## This notebook implements a basic preprocessing algorithm for audio files

Audio is taken as input and converted to a spectrogram with...
* 80 frequency bins
* Song data organized into 10 ms slices
    * So each matrix is has shape (80, song length / 10ms)
* 70 ms of empty data appended and 70ms prepended
    * The algorithm will consider 70ms before and 70ms after each 10ms time step

This currently produces a single channel corresponding to an STFT window length of 96 ms.
By modulating the n_fft parameter in the "S = np.abs(librosa.stft(data_new, n_fft = 2048, hop_length = 441))"
line it will be possible to produce extra channels corresponding to window lengths 46 ms and 23 ms.

| n_fft | window length |
| -------- | ---------- |
| 2048 | 93 ms |
| 1024 | 46 ms |
| 512 | 23 ms |

This is with hop length = 441 and sample rate = 44100

In [1]:
import librosa
import librosa.display
import matplotlib.pyplot as plt
import numpy as np

# Try out a song from Training Data
# data = the song data
# sr = sample rate
data, sr = librosa.load('/Users/ewais/Documents/Github/tensor-hero/Preprocessing/Training Data/Audioslave - Exploder (Chezy)/song.ogg')


In [2]:

# This is a 1D array, with as many elements as there are samples
print('The original data shape is', data.shape)
print('The original sampling rate is', sr)       # sr is 22050 for .ogg files I believe

# Let's upsample to 44.1k so that mp3 files can be handled and to make the 10ms window more accurate when computing STFT w/ hop length
data_new = librosa.resample(data, sr, 44100)
print('After resampling, data shape is', data_new.shape)
print('And the new sr is 44100')

# Take the STFT (Short Time Fourier Transform)
S = np.abs(librosa.stft(data_new, n_fft = 2048, hop_length = 441))
print('After taking the STFT w/ 10 ms stride, the shape of the data is', S.shape)

# Create mel filter
melfilter = librosa.filters.mel(44100, n_fft = 2048, n_mels = 80)
print('The shape of the mel filter is', melfilter.shape)

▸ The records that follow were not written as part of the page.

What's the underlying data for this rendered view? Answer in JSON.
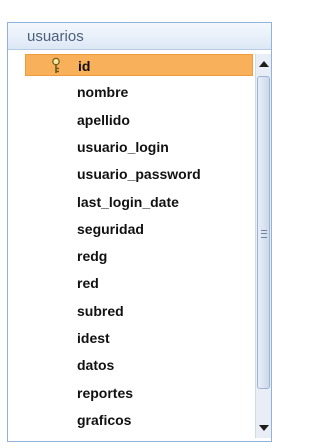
{
  "window": {
    "title": "usuarios"
  },
  "fields": [
    {
      "name": "id",
      "primary_key": true,
      "selected": true
    },
    {
      "name": "nombre"
    },
    {
      "name": "apellido"
    },
    {
      "name": "usuario_login"
    },
    {
      "name": "usuario_password"
    },
    {
      "name": "last_login_date"
    },
    {
      "name": "seguridad"
    },
    {
      "name": "redg"
    },
    {
      "name": "red"
    },
    {
      "name": "subred"
    },
    {
      "name": "idest"
    },
    {
      "name": "datos"
    },
    {
      "name": "reportes"
    },
    {
      "name": "graficos"
    }
  ],
  "scrollbar": {
    "position": 0.0,
    "visible_fraction": 0.92
  },
  "colors": {
    "selection": "#f9b05b",
    "border": "#8fb3dd",
    "title_text": "#4d607a"
  }
}
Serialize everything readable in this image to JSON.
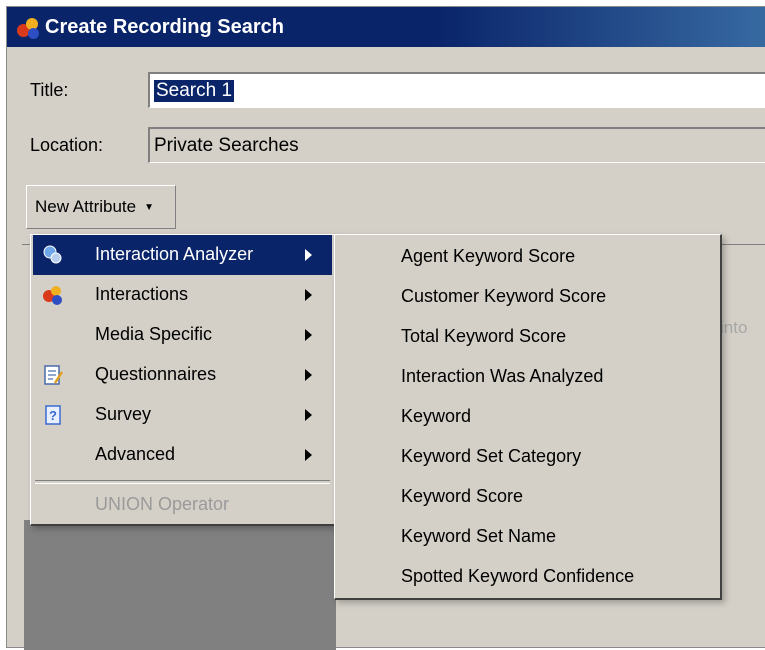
{
  "window": {
    "title": "Create Recording Search",
    "icon": "app-icon"
  },
  "form": {
    "title_label": "Title:",
    "title_value": "Search 1",
    "location_label": "Location:",
    "location_value": "Private Searches"
  },
  "new_attribute_button": {
    "label": "New Attribute",
    "icon": "chevron-down-icon"
  },
  "background_text": "into",
  "attribute_menu": {
    "items": [
      {
        "label": "Interaction Analyzer",
        "icon": "analyzer-icon",
        "highlighted": true
      },
      {
        "label": "Interactions",
        "icon": "interactions-icon"
      },
      {
        "label": "Media Specific",
        "icon": ""
      },
      {
        "label": "Questionnaires",
        "icon": "questionnaire-icon"
      },
      {
        "label": "Survey",
        "icon": "survey-icon"
      },
      {
        "label": "Advanced",
        "icon": ""
      }
    ],
    "union_operator": "UNION Operator"
  },
  "submenu": {
    "items": [
      "Agent Keyword Score",
      "Customer Keyword Score",
      "Total Keyword Score",
      "Interaction Was Analyzed",
      "Keyword",
      "Keyword Set Category",
      "Keyword Score",
      "Keyword Set Name",
      "Spotted Keyword Confidence"
    ]
  },
  "colors": {
    "titlebar": "#0a246a",
    "highlight": "#0a246a",
    "face": "#d4d0c8"
  }
}
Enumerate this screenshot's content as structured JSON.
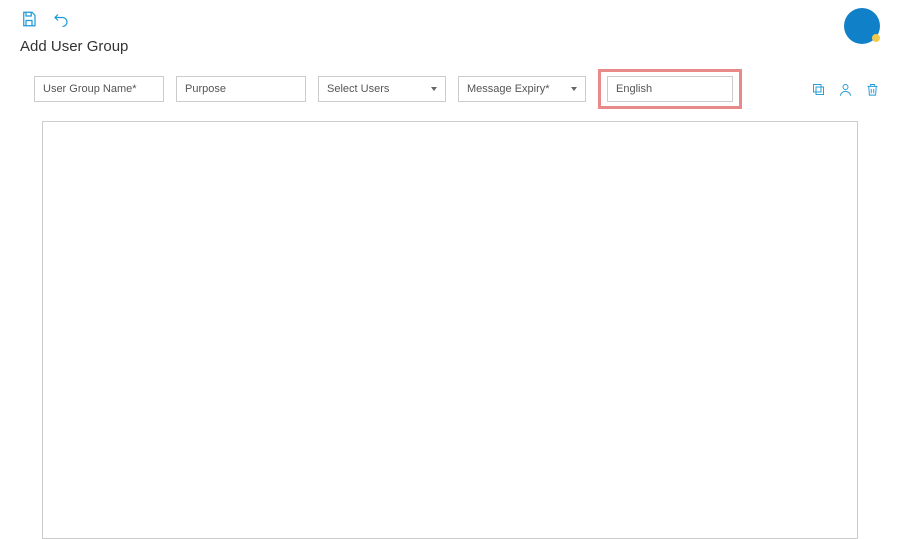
{
  "page": {
    "title": "Add User Group"
  },
  "form": {
    "group_name_placeholder": "User Group Name*",
    "purpose_placeholder": "Purpose",
    "select_users_label": "Select Users",
    "message_expiry_label": "Message Expiry*",
    "language_selected": "English"
  },
  "icons": {
    "save": "save-icon",
    "undo": "undo-icon",
    "copy": "copy-icon",
    "person": "person-icon",
    "trash": "trash-icon"
  }
}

# Let's transform the STFT matrix to the mel filterbank, reducing the dimensionality of the columns to 80
S_filtered = np.matmul(melfilter,S)
print('The shape of the new filtered data is', S_filtered.shape)

# Take the log of the data to better represent human perception
S_filtered = librosa.amplitude_to_db(S_filtered, ref=np.max)

# Prepend and append 7 columns of zeros (corresponding to 70ms of silence before and after song starts)
S_for_parsing = np.c_[np.zeros((80,7)), S_filtered, np.zeros((80,7))]


#S_for_parsing = np.insert(S_for_parsing, range(np.size(S_for_parsing,1)-1,(np.size(S_for_parsing,1)+6)), 0)
print('Before appending zeros, the shape was', S_filtered.shape)
print('After appending zeros, the shape is', S_for_parsing.shape)

The original data shape is (4594459,)
The original sampling rate is 22050
After resampling, data shape is (9188918,)
And the new sr is 44100
After taking the STFT w/ 10 ms stride, the shape of the data is (1025, 20837)
The shape of the mel filter is (80, 1025)
The shape of the new filtered data is (80, 20837)
Before appending zeros, the shape was (80, 20837)
After appending zeros, the shape is (80, 20851)